The Total stock fund was trailing the two balanced funds even before the big drop recently. The 10 year period covers the tech bust in 2000 so it's a good indication of how asset allocation handled the last big bust and recovery. Nobody can predict future returns, but the historical data can help us identify risk and help us allocate our investments to minimize risk.

This link will take you to a performance table of vanguard funds.
https://personal.vanguard.com/us/funds/ ... TB=perfTBI

Under the performance tab are sub tabs for Average Annual Month End, Average Annual Quarter End, Cumulative, Quarterly and Annually.

You'll see that there is lower volatility with the balanced funds. The inclusion of bonds seems to protect more on the downside but yet they still allow you to participate in the upside.

I'm not trying to sell VWELX or VWINX in particular. They're a good example of a balanced portfolio of stocks and bonds with automatic rebalancing. They happen to have more extensive history. Vanguard's Target retirement funds are other balanced funds that will automatically rebalance but they don't have a 10 yr history.

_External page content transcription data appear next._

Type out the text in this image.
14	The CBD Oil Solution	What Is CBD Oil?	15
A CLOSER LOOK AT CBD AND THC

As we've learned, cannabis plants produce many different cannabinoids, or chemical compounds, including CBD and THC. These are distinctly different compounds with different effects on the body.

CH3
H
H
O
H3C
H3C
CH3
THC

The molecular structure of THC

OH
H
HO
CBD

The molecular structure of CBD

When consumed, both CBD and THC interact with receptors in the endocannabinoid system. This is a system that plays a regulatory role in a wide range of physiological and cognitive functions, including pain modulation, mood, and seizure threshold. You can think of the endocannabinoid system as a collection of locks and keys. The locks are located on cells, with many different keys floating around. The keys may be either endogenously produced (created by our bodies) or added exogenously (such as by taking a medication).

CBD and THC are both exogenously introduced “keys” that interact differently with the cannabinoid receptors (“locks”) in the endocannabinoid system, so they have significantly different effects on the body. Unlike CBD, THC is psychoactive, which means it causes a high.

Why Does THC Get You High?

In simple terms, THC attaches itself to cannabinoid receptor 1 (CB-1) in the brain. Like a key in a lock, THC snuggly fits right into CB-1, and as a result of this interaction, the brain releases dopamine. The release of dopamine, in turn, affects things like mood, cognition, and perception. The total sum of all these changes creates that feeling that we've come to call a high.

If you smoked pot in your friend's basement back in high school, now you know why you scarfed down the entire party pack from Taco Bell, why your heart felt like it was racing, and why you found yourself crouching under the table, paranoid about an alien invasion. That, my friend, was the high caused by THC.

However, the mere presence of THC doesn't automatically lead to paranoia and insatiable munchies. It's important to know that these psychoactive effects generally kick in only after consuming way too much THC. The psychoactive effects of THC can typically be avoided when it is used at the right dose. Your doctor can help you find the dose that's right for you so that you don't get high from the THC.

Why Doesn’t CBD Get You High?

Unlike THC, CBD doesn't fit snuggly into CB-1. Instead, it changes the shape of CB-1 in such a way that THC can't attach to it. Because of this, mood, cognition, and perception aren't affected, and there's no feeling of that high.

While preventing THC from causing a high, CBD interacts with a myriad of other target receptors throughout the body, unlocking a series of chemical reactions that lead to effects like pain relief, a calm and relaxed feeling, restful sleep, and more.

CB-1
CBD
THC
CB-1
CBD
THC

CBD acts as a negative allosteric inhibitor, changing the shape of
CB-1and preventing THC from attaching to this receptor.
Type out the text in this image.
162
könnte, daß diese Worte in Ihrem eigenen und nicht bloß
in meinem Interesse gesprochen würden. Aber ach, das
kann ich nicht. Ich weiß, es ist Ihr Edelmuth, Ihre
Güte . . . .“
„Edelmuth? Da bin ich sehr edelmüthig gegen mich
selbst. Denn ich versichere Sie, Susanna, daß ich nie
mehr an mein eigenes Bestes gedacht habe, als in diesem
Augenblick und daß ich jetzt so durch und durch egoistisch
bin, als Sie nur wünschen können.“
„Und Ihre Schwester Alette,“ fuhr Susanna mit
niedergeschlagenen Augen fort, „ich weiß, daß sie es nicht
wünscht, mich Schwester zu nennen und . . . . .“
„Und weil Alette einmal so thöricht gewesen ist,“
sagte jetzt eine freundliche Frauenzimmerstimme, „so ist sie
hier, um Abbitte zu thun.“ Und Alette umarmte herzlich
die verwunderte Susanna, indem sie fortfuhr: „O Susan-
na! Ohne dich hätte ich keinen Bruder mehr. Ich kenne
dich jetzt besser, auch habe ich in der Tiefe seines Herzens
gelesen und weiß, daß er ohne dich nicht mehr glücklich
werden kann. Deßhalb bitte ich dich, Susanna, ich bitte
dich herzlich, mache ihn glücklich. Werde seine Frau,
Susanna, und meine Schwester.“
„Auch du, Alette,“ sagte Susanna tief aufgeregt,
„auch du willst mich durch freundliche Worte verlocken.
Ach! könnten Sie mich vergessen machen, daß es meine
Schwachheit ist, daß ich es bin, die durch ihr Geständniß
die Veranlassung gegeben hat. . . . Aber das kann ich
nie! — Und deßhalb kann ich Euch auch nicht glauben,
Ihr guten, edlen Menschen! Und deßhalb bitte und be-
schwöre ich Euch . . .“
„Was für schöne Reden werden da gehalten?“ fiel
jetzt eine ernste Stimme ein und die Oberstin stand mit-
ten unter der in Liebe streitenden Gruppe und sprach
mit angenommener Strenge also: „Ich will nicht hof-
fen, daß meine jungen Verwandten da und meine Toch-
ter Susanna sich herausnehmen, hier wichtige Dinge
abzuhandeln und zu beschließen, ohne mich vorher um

It is possible to construct your own portfolio of funds to achieve the same allocation, but if you're just starting out it may be easier to pick a balanced fund or asset allocation that matches your desired allocation and let it ride. The fund manager will automatically rebalance for you.

VWELX and VWINX are active funds but they still have very low expense ratios of 0.27% and 0.25% respectively, Target Retirement funds are aound 0.19%.

There are some additional articles on "fine tuning your asset allocation" and "risk vs reward at www.fundadvice.com. The asset allocation article is in the must read retirement section on the right side of the page.

You sound like you've got a great handle on things. I wish you the best of luck.

Best regards,
DS
Duly noted. The only caveat is that this new money will be in a taxable account, so re-balancing wouldn't make a lot of sense for me. I could, however, allocate my 401K/IRA funds into some bonds. However, given the stock downturn and my long-term horizon, I will probably wait for a run-up. I bet I'll have to be patient.
trefoil
Posts: 296
Joined: Thu Feb 14, 2008 9:44 pm
Location: Sydney

Re: Push some of my house down payment fund in the market?

Post by trefoil »

I'm in a similar situation: I have some taxable money separate from retirement savings. I might use it for a house deposit, car replacement, or to start a business in the 3-10 year time frame, but there's no specific deadline or amount that I'm going to need.

About half of it is in equity index funds and half is in cash. I'm prepared to accept the risk that if relative prices shift adverse I'll need to wait longer or buy less. I am not so bold as to put it all in equities. The nice thing is that though it's risky it's also very liquid and fungible, unlike a house.

Recently I've been finding the "time does not reduce risk" argument quite compelling (a good summary is here), and it fits in well with that approach. I would in theory be happy holding shares even for a house deposit in less than 12 months, as long I had enough cash to be sure of the minimum required deposit.